Drive culture change – Making people a critical infrastructure
As threat actors become more audacious in the scale and scope of their data breaches, enterprise leaders need to ensure that they have the right people guarding the doors of their business – everyone has a role to play, not just the security function. Giving Chief Information Security Officers (CISOs) a seat at the top table and aligning the business with them is the first step to helping enterprises better understand their own business risks and relook at their priorities. Around 70% of cyber champions, or organisations that excel at both cyber resilience and aligning their cybersecurity strategies with their business strategies, have their CISOs report to the CEO and the Board. Moving CISOs away from their siloed roles in cybersecurity and into the boardroom can serve the whole business well.
But CISOs cannot do this alone and will need the support of their A-team to assess and manage cybersecurity risks. Following the tech talent shortage of last year, leaders will need to do more to attract and retain the best cybersecurity talent in 2023. Widening the talent pipeline such as investing in programmes to collaborate with top industry partners to offer mentoring and training programmes is one way enterprises can look to identify untapped sources of talent.
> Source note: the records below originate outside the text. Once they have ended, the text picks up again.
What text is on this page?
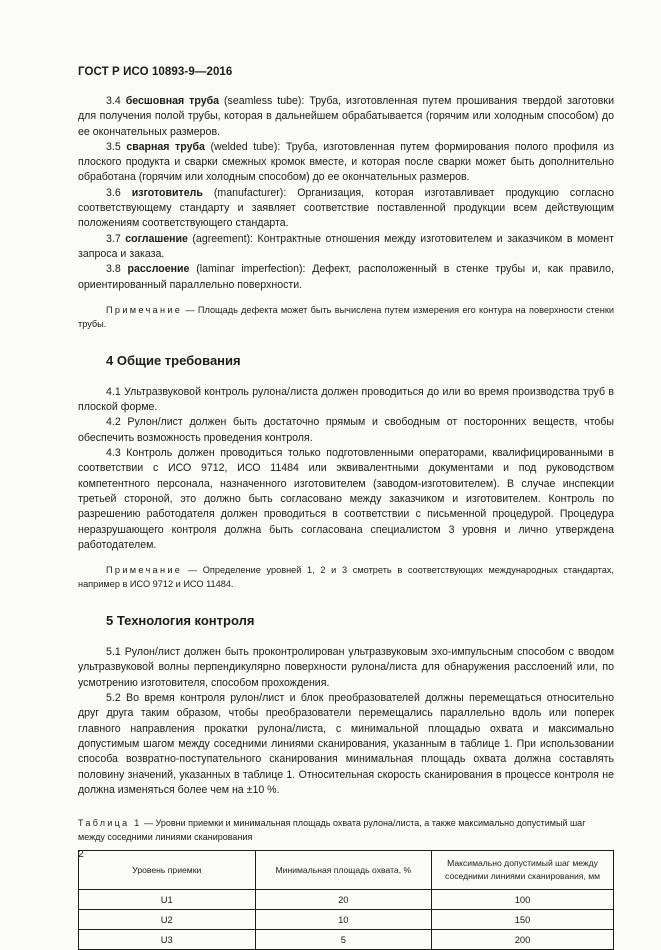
ГОСТ Р ИСО 10893-9—2016

3.4 бесшовная труба (seamless tube): Труба, изготовленная путем прошивания твердой заготовки для получения полой трубы, которая в дальнейшем обрабатывается (горячим или холодным способом) до ее окончательных размеров.

3.5 сварная труба (welded tube): Труба, изготовленная путем формирования полого профиля из плоского продукта и сварки смежных кромок вместе, и которая после сварки может быть дополнительно обработана (горячим или холодным способом) до ее окончательных размеров.

3.6 изготовитель (manufacturer): Организация, которая изготавливает продукцию согласно соответствующему стандарту и заявляет соответствие поставленной продукции всем действующим положениям соответствующего стандарта.

3.7 соглашение (agreement): Контрактные отношения между изготовителем и заказчиком в момент запроса и заказа.

3.8 расслоение (laminar imperfection): Дефект, расположенный в стенке трубы и, как правило, ориентированный параллельно поверхности.

Примечание — Площадь дефекта может быть вычислена путем измерения его контура на поверхности стенки трубы.

4 Общие требования

4.1 Ультразвуковой контроль рулона/листа должен проводиться до или во время производства труб в плоской форме.

4.2 Рулон/лист должен быть достаточно прямым и свободным от посторонних веществ, чтобы обеспечить возможность проведения контроля.

4.3 Контроль должен проводиться только подготовленными операторами, квалифицированными в соответствии с ИСО 9712, ИСО 11484 или эквивалентными документами и под руководством компетентного персонала, назначенного изготовителем (заводом-изготовителем). В случае инспекции третьей стороной, это должно быть согласовано между заказчиком и изготовителем. Контроль по разрешению работодателя должен проводиться в соответствии с письменной процедурой. Процедура неразрушающего контроля должна быть согласована специалистом 3 уровня и лично утверждена работодателем.

Примечание — Определение уровней 1, 2 и 3 смотреть в соответствующих международных стандартах, например в ИСО 9712 и ИСО 11484.

5 Технология контроля

5.1 Рулон/лист должен быть проконтролирован ультразвуковым эхо-импульсным способом с вводом ультразвуковой волны перпендикулярно поверхности рулона/листа для обнаружения расслоений или, по усмотрению изготовителя, способом прохождения.

5.2 Во время контроля рулон/лист и блок преобразователей должны перемещаться относительно друг друга таким образом, чтобы преобразователи перемещались параллельно вдоль или поперек главного направления прокатки рулона/листа, с минимальной площадью охвата и максимально допустимым шагом между соседними линиями сканирования, указанным в таблице 1. При использовании способа возвратно-поступательного сканирования минимальная площадь охвата должна составлять половину значений, указанных в таблице 1. Относительная скорость сканирования в процессе контроля не должна изменяться более чем на ±10 %.

Таблица 1 — Уровни приемки и минимальная площадь охвата рулона/листа, а также максимально допустимый шаг между соседними линиями сканирования
Уровень приемки	Минимальная площадь охвата, %	Максимально допустимый шаг между соседними линиями сканирования, мм
U1	20	100
U2	10	150
U3	5	200
2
Shifting cybersecurity training content to include more customised experiences geared towards the individual employee’s role and business priorities will also be crucial to building a resilient cybersecurity taskforce.
The path to cyber resilience
We are witnessing familiar challenges that we have experienced in the past, such as the ever-constant evolution of cyberattacks and the uptick in their occurrences. However, against the expanding threat landscape, businesses can soar above these challenges by seeking out the best way to run and automate security operations – be it in rethinking existing approaches and tech solutions to cyber challenges, or investing in talent and AI to create an optimised and well-equipped first line of defence against cyber threats.